Фельтман, милый старый Фельтман, которого я очень люблю, но никто, конечно, об этом не догадывается, потому что я дерзко отвечаю ему и выхожу из комнаты, когда он приходит, глядя однажды на меня своими умными лучистыми глазами, сказал, обращаясь к моей матери:
— Нет, вы напрасно так судите, Любовь Ивановна, вы ошибочно судите. Сонечка совсем не такая иностранка, она очень даже русская. Даша куда больше иностранка. Или Зай.
Моя мать, однако, упорно отстаивала свою точку зрения:
— Если бы Зай была иностранкой, то это было бы нормально, подумайте сами! Даша же стопроцентно русская, такая русская, что дальше некуда. Имя русское, прическа русская, темперамент русский. Но эта! Откуда у нее все это, просто не понимаю. Ничего в ней нет, ни от меня, ни от Тягина.
— Они все три — иностранки, — примирительно сказал мой отец. Но Фельтман был не согласен; он опять внимательно посмотрел на меня. Любимый разговор отца о гражданах кантона Ури пошел своей обычной дорогой. Я смотрела на Фельтмана неприязненно, но он никогда не замечает этого или не хочет замечать, и весь лучится удовольствием. Мне просто страшно за него: как уцелел он до сих пор и что с ним будет дальше?
И вот: я жду. Живу этой безумной и тайной надеждой, единственной, последней, что войны не будет, той, которую предчувствует мир и которая, если начнется, может никогда не кончиться или продолжаться так долго, что это будет как бы навсегда. И я, оторванная от всего на свете; цепляюсь теперь за эту надежду. В ней заложен для меня некий туманный еще, но решающий абсолют.
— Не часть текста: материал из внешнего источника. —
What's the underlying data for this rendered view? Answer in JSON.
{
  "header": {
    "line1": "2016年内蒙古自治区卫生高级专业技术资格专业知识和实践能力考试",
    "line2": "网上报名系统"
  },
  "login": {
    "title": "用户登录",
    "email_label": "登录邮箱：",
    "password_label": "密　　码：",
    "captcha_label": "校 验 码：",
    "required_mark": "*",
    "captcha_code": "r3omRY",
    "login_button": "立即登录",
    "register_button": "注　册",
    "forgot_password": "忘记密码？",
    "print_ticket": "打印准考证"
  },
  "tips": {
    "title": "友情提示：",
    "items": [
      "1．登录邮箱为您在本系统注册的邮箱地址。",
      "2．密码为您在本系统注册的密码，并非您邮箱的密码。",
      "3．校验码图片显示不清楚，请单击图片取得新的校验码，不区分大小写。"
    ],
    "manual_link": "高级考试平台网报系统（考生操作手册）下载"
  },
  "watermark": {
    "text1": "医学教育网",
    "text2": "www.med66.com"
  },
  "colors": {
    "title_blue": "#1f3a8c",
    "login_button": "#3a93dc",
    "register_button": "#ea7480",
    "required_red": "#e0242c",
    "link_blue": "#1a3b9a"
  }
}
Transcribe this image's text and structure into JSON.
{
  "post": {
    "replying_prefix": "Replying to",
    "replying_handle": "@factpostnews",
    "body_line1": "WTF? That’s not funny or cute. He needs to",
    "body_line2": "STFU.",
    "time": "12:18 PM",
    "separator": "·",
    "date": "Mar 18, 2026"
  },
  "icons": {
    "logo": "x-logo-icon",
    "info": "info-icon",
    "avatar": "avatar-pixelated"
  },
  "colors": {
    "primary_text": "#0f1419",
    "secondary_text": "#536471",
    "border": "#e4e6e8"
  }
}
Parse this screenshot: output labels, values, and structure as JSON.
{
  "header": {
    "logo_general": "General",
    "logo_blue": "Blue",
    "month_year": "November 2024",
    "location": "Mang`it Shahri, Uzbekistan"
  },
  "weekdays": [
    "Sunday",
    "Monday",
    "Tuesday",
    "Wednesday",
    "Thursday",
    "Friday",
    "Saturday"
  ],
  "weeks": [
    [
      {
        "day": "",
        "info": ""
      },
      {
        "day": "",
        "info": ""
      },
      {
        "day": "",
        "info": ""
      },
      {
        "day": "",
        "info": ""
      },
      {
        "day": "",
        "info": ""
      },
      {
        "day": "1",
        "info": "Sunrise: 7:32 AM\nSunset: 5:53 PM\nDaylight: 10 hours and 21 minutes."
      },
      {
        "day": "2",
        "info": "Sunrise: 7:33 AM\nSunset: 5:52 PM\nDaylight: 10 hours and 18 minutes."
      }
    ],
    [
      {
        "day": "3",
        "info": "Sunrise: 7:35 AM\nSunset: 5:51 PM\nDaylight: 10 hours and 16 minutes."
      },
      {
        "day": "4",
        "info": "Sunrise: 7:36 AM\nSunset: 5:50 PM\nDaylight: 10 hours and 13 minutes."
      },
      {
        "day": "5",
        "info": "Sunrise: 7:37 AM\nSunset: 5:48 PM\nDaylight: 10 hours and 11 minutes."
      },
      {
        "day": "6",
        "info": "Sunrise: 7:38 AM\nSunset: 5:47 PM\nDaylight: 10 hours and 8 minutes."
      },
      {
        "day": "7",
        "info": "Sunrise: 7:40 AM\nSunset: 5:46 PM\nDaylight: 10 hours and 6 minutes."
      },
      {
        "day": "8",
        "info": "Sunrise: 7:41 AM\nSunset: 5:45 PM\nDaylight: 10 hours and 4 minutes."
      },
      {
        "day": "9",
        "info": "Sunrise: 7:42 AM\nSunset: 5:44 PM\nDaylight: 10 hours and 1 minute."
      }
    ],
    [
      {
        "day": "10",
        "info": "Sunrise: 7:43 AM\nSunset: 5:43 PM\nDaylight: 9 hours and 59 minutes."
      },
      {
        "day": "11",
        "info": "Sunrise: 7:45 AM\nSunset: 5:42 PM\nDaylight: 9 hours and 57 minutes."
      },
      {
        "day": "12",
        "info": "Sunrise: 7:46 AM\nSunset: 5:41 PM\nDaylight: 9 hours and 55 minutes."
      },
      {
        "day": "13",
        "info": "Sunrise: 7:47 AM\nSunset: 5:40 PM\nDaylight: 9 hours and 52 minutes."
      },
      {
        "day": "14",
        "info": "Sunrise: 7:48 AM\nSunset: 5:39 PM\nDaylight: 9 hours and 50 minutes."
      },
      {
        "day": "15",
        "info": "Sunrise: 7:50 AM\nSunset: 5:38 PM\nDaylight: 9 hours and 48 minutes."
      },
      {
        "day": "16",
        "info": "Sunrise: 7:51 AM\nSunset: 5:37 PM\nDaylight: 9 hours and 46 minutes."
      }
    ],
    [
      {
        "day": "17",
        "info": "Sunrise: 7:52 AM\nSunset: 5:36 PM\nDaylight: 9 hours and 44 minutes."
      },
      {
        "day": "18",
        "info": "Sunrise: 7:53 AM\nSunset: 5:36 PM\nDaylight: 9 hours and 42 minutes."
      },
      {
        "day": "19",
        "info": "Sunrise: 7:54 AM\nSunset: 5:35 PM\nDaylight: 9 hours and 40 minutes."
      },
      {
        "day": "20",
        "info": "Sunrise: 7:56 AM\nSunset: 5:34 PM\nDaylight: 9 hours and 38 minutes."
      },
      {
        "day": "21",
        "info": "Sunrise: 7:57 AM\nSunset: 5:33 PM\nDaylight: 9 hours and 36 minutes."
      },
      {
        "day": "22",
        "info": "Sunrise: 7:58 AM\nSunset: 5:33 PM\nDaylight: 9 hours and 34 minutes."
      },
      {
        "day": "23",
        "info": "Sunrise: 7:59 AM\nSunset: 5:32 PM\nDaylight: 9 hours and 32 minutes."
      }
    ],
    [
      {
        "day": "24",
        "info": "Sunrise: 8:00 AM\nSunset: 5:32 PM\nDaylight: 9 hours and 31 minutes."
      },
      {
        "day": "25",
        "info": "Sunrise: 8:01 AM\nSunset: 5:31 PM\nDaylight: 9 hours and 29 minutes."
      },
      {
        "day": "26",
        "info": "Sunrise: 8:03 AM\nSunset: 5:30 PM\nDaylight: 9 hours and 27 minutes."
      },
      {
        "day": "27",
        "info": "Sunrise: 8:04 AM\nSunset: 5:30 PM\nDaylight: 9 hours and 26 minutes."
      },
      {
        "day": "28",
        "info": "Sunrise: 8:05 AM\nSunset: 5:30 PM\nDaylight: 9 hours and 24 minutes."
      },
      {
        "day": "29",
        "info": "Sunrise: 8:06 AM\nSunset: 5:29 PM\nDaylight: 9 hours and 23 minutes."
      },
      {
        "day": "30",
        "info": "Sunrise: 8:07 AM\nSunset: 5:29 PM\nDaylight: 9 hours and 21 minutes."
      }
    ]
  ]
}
В поисках абсолюта прошла моя жизнь, те двадцать девять лет, которые я прожила на свете. Сначала все было бесформенно, потом появились контуры и цели существования. Я искала людей, которые были бы на том же пути и жаждали бы, как я, полноты единственной, ради которой только и стоит жить. Я искала чувств, могущих принести мне сознание и ощущение полноты. Я гордо проходила мимо всего, что не могло привести к ней. Радости бытия, в сущности, не существовали для меня, потому что радости бытия не приносили даже слабого предвкушения абсолюта. К радостям бытия, между прочим, отношу я и дружбу. Я никогда не знала ее, потому что безответственность дружбы всегда расхолаживала меня. Дружба — это полумера в людских отношениях. Абсолюта в дружбе нет и быть не может.